- Poster Presentation
- Open Access
Detection of circulating cancer cells in peripheral blood as a prognostic factor in early breast cancer
© BioMed Central 2005
- Published: 17 June 2005
- Breast Cancer
- Cancer Cell
- Breast Cancer Cell
- Menopausal Status
- Progesterone Receptor Status
Approximately 30% of patients with localized breast cancer eventually develop distant metastases despite optimal surgery and adjuvant therapies. This fact has been attributed to early tumor seeding via the bloodstream. Therefore, identification of breast cancer cells in blood could enable early detection of micrometastases and could potentially be of prognostic significance. The aim of our study was to evaluate the correlation between circulating breast cancer cells and classical prognostic factors.
From February 1999 until April 2004 blood samples from 81 patients, aged 36–72, stages I and II, with or without metastases to regional lymph nodes, were collected every 3–6 months. All patients underwent therapeutic surgery and subsequent adjuvant therapies. Blood samples were screened for mRNA encoding hMAM, EGFR, CK-19 and β-hCG by nested RT-PCR. The result of the test was treated as positive when the expression of one or more mRNA markers was observed in at least two samples taken from the same patient. Clinical data, such as histological grade, pT-grade and pN-grade, menopausal status, estrogen receptor and progesterone receptor status, malignancy grade and others were available for analysis.

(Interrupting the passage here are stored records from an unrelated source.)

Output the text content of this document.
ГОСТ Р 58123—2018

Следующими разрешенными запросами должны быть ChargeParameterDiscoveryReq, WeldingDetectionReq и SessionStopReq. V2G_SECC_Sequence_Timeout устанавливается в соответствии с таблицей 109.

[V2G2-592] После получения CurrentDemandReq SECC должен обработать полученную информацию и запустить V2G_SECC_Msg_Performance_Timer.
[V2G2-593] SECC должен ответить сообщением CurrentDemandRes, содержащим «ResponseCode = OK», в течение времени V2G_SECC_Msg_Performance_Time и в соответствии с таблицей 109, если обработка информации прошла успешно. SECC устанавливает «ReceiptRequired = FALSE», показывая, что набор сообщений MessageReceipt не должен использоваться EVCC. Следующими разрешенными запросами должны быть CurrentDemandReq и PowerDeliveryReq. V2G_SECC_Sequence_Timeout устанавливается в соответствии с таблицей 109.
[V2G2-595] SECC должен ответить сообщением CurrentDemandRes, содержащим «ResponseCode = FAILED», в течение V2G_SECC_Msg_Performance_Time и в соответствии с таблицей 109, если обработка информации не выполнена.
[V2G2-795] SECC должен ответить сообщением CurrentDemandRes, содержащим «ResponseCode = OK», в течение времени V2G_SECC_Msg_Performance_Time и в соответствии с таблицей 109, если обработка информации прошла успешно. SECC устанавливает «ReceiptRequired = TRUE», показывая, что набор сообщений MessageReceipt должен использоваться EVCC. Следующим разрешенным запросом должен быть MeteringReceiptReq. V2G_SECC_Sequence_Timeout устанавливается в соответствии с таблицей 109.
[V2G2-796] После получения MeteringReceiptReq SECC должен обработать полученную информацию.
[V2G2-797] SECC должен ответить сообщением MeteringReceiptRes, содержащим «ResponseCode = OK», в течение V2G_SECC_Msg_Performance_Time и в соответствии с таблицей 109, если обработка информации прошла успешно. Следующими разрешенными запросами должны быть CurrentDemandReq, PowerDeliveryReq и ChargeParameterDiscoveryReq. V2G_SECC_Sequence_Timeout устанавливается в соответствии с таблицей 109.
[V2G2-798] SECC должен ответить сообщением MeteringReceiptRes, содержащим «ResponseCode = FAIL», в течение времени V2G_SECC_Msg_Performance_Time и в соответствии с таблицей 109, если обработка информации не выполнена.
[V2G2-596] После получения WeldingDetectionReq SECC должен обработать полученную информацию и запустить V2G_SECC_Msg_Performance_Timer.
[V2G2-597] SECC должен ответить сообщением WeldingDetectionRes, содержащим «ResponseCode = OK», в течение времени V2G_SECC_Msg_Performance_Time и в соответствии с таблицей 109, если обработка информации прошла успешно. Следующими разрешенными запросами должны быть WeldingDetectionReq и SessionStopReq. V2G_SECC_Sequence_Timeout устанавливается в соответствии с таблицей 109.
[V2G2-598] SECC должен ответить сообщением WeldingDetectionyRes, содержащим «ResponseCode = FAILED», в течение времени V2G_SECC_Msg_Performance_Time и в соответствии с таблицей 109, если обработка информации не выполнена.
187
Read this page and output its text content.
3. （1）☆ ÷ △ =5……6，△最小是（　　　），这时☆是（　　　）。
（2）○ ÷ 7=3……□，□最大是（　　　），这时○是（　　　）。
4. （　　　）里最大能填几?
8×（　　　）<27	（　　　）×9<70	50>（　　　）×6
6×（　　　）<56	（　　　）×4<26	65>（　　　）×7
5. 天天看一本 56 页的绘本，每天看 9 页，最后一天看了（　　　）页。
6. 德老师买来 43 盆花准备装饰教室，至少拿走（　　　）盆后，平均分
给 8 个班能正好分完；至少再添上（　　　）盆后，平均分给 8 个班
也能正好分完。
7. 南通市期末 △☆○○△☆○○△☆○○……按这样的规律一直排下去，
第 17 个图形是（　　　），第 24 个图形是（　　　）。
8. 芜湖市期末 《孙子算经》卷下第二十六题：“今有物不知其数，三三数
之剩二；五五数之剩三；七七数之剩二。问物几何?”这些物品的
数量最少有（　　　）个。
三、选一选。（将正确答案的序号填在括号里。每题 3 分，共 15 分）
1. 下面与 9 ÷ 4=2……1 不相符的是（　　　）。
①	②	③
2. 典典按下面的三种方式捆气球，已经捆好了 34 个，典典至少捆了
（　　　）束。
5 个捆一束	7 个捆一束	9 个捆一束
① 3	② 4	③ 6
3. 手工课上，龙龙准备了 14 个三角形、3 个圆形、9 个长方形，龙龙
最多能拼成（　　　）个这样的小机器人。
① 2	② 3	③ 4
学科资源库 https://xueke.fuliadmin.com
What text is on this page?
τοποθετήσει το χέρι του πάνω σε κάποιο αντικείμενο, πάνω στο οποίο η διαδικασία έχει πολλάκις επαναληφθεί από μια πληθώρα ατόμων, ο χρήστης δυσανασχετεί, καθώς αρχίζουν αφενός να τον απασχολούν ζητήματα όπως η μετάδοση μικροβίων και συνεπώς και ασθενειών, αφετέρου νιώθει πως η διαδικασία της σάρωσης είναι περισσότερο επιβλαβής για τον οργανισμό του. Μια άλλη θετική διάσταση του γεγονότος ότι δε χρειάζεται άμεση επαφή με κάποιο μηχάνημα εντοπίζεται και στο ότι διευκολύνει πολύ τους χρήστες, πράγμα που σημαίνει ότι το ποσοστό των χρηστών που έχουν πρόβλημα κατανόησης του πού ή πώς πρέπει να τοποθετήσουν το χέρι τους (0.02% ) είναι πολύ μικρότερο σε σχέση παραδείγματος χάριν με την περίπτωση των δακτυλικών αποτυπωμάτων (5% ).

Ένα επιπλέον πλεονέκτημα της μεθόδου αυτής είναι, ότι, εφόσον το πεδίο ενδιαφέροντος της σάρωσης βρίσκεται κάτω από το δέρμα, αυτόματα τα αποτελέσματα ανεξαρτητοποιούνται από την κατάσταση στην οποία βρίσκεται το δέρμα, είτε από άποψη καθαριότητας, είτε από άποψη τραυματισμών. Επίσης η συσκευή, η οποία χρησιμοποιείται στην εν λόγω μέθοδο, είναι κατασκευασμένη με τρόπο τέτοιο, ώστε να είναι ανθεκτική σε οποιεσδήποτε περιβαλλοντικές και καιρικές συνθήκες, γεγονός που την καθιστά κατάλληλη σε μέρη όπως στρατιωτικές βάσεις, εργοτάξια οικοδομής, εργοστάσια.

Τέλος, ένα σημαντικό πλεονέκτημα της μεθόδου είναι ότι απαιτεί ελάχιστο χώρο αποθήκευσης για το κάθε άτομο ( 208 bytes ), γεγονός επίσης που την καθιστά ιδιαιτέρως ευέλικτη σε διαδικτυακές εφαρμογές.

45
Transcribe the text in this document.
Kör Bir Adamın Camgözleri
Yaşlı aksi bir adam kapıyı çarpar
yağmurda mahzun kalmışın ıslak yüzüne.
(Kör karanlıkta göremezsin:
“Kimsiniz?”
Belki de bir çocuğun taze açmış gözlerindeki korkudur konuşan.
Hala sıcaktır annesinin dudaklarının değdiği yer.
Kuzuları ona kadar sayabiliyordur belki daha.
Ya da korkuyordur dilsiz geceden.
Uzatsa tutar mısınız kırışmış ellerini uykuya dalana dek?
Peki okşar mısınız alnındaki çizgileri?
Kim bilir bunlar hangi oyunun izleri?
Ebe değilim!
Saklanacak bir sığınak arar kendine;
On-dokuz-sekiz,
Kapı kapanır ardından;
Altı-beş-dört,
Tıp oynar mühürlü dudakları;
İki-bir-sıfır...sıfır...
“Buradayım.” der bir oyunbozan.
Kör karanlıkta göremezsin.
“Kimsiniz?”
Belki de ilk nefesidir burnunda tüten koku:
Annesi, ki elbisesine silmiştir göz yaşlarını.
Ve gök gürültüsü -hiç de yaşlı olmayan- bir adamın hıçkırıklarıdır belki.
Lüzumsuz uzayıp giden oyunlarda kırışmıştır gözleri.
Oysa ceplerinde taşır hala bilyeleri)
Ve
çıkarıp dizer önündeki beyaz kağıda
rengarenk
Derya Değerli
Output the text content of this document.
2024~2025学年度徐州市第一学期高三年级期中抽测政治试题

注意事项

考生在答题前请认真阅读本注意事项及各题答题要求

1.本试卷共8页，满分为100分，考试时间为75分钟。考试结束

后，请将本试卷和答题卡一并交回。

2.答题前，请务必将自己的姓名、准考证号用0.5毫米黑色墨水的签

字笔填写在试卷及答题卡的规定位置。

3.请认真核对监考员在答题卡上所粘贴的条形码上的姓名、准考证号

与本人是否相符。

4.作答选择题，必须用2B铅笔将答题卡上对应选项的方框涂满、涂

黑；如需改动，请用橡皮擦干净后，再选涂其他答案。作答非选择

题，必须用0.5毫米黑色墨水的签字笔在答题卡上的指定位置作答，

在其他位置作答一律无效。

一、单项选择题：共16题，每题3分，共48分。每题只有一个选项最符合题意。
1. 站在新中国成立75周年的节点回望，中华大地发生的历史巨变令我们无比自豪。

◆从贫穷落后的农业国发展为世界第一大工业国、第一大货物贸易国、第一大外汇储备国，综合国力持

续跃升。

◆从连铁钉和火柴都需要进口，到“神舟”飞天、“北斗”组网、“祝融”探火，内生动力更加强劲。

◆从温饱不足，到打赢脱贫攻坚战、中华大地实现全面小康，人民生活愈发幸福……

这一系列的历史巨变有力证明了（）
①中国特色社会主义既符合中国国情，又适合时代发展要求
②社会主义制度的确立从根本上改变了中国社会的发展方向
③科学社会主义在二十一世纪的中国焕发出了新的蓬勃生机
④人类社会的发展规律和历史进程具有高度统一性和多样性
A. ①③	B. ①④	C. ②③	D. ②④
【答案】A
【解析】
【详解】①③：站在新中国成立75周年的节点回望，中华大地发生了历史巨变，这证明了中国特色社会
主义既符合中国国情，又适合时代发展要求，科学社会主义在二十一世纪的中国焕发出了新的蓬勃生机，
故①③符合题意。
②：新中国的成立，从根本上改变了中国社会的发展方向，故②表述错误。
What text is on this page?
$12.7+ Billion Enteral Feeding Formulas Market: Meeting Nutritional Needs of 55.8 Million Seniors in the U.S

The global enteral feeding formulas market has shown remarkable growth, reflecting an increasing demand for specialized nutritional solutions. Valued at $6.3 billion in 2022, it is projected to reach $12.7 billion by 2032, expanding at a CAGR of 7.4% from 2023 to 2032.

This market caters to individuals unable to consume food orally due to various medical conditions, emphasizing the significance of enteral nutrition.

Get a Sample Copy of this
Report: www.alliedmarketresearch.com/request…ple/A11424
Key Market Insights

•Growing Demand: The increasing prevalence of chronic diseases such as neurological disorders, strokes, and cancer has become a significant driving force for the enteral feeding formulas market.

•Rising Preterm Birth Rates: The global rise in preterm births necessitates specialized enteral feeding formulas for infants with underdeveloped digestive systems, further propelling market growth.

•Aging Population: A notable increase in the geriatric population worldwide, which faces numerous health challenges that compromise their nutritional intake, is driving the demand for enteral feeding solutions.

We found that breast cancer cells were present in peripheral blood of patients even in very early stages of the disease. Any of the two-marker tests used in our experiments, hMAM/β-hCG, hMAM/EGFR or EGFR/β-hCG, allowed comparable detection of breast cancer cells: in 68–74% of lymph node-positive (N1) and 49–59% of lymph node-negative (N0) patients. Addition of a third marker did not significantly increase detection sensitivity. While analyzing the presence of cancer cells in blood samples collected before mastectomy, we found cancer cells in the blood of only 13% of N0 patients, but in 46% of N1 patients. Thirteen of the 81 patients (16%) experienced recurrence of the disease within a 4-year follow-up period. We did not find any correlation between the presence of cancer cells and recurrence or any other clinical prognostic factors except one: patients with premenopausal status had cancer cells in the blood in 37% of cases, in comparison with those with postmenopausal status who had cancer cells in 63% of cases.
We have shown that a two-marker RT-PCR assay for hMAM/β-hCG, hMAM/EGFR or EGFR/β-hCG may be used for detection of occult breast cancer cells in peripheral blood. Except for menopausal status, we did not find any correlation between the presence of cancer cells in the blood and classical prognostic factors. Our data may suggest a different mechanism of disease dissemination in premenopausal and postmenopausal women.